INTERVIEW – Giulia Mangione and the prophecies about the end of the world
Giulia Mangione, photographer invited în the Doom Mood show at IsThisArtGallery?, recounts the course of her on-going project “The Fall”, a photographic journey to the apocalypse in which she explores communities preparing for a catastrophic event.
Doom Mood can be seen in Bucharest for the next month and it features also images taken by Toma Hurduc that complement her vision.
Giulia Mangione, winner of the Young Italian Photography competition | Premio Luigi Ghirri 2023, and Toma Hurduc examine existential fears and how the anxieties shape individual identities and community bonds. Their projects confront the idea of imminent collapse, be it the slow road to disaster or the unnoticed erosion of reality, both closely linked to the growing threat of climate change.
Her photographs exude tension and the communities featured in the project build a shared reality, a collective paranoia about a possible final event.
Her project started in the United States before the outbreak of the Covid-19 pandemic. There she found a community calling itself the largest survival community in the world, retirees living in bunkers, a mother doing survival drills with her children who are convinced the end of the world is coming, and people who believe the huge Yellowstone volcano will soon erupt. She has also immortalized landscapes and people in Spain, Italy and Greece.
Few of her photographs are on show in Bucharest, in this exhibition that brings together two similarly themed projects with distinct visions.
How did you start “The Fall” project?
Giulia Mangione: It started with, let’s say, a personal worrying and sort of anxiety towards the future of what is going to happen. I started to think about this project actually before the pandemic. And after that, a lot of different things happened, including the pandemic, the war that started in Europe.
And when I began, I thought this project would be just sort of, it was a far-fetched thought that the world would end or that there would be some catastrophic event. And it was sort of a fantasy. And the more I’ve been working with this project, things have actually changed
I guess I started as a reaction to this fear and worry that I had. And I wanted to do something to know more about what’s happening and why are there all the time these prophecies about the end of the world, these dates that come and go and nothing happens. So, I decided to go on several trips, research trips in different parts of the world.
Where have you traveled?
Giulia Mangione: I started in the United States, where I had found a community of people that they call themselves the largest survival community in the world. They think that they are the ones that are going to survive in case something happens.

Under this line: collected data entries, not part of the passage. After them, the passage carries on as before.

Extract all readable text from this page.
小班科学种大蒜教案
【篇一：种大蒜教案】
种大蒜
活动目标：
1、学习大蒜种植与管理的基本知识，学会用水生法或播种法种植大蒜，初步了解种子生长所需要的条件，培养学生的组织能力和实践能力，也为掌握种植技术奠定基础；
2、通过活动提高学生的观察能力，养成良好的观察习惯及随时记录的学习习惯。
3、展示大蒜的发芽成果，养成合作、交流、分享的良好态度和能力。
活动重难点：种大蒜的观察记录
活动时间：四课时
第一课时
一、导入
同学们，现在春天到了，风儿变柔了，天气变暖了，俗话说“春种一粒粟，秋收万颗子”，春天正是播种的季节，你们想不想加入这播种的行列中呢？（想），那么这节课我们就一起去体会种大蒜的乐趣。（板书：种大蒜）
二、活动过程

I just went there because I wanted to meet them in person and I didn’t even want to read too much before meeting them so that I wouldn’t be biased by the many articles that have been written on these people. The pictures have not been included in this exhibition.
After meeting them, what happened?
Giulia Mangione: Then I decided to go on these several trips to meet people and collect the stories. So, the project is made of interviews where I collect the stories of people that you can’t see in this exhibition.
There are people that talk about their own personal experience, like two pensioners that they were looking for a place to move to when they retired and decided to move into a bunker. Because they thought it was safe. Then another woman who used to do survival drills with her kids, and for a month they wouldn’t buy anything and they would just live on what they had in storage. And they call this thing Lucky Month. And she did that every summer for some years. She hadn’t realized that the kids actually thought that the world was going to end. If for her it was just like a game, for them they really thought that the world would end.
Which of the images chosen by curators Angelica Maria and Matilda Ardeleanu have the most interesting stories?
Giulia Mangione: The one outside it’s from Yellowstone representing the eruption of a geyser. And it’s taken there because Yellowstone is called like a super volcano. And when you ask people that are like preppers or they have some reason to believe that the world is going to end one of the things that they are most afraid of is that it will blow up. So, I’ve been taking photos there. This photo in the show actually matches very well with the exhibition quote by Slavoj Zizek. ”It is easier to imagine an end to the world than the end to capitalism”. And that picture is kind of connected with…
The one with the empty bed?
Giulia Mangione: Yes, because this is the bed of Samuelsson, who was a Swedish immigrant to the United States. He emigrated there in the 1900s. And he was against the whole system, the birth of capitalism in those years. And he moved to the United States. For some reason, because he was an immigrant, he could not own any property. And he died owning nothing. In the desert there, he scribbled his thoughts on all these boulders that you see there. Most of them are actually… It’s funny because they’re misspelled. They’re quite funny, and it’s all things against capitalism, against the beginning of capitalism. He was already seeing that it would be that, which I think is very much in connection to the work of Toma Hurduc, because he also thinks a lot about capitalism and this clash with contemporary society.
In Utah, a very religious region, often when I was driving there were these signs that appeared. And I had sometimes very profound questions. ”How do you know what to believe?”, for example, as it is written on the billboard. And since I was in this road trip, I was kind of questioning all the time what I really thought. It was kind of interesting.
“Doom Mood” is part of “Next Generation of Artists”, a project that supports the training and promotion of young artists and curators, helping them to make their voices heard, nationally and internationally. After Bucharest, she will be in Norway at the Nitja Center. The project is funded by EEA and Norway Grants 2014-2021 under the RO-Cultura Program.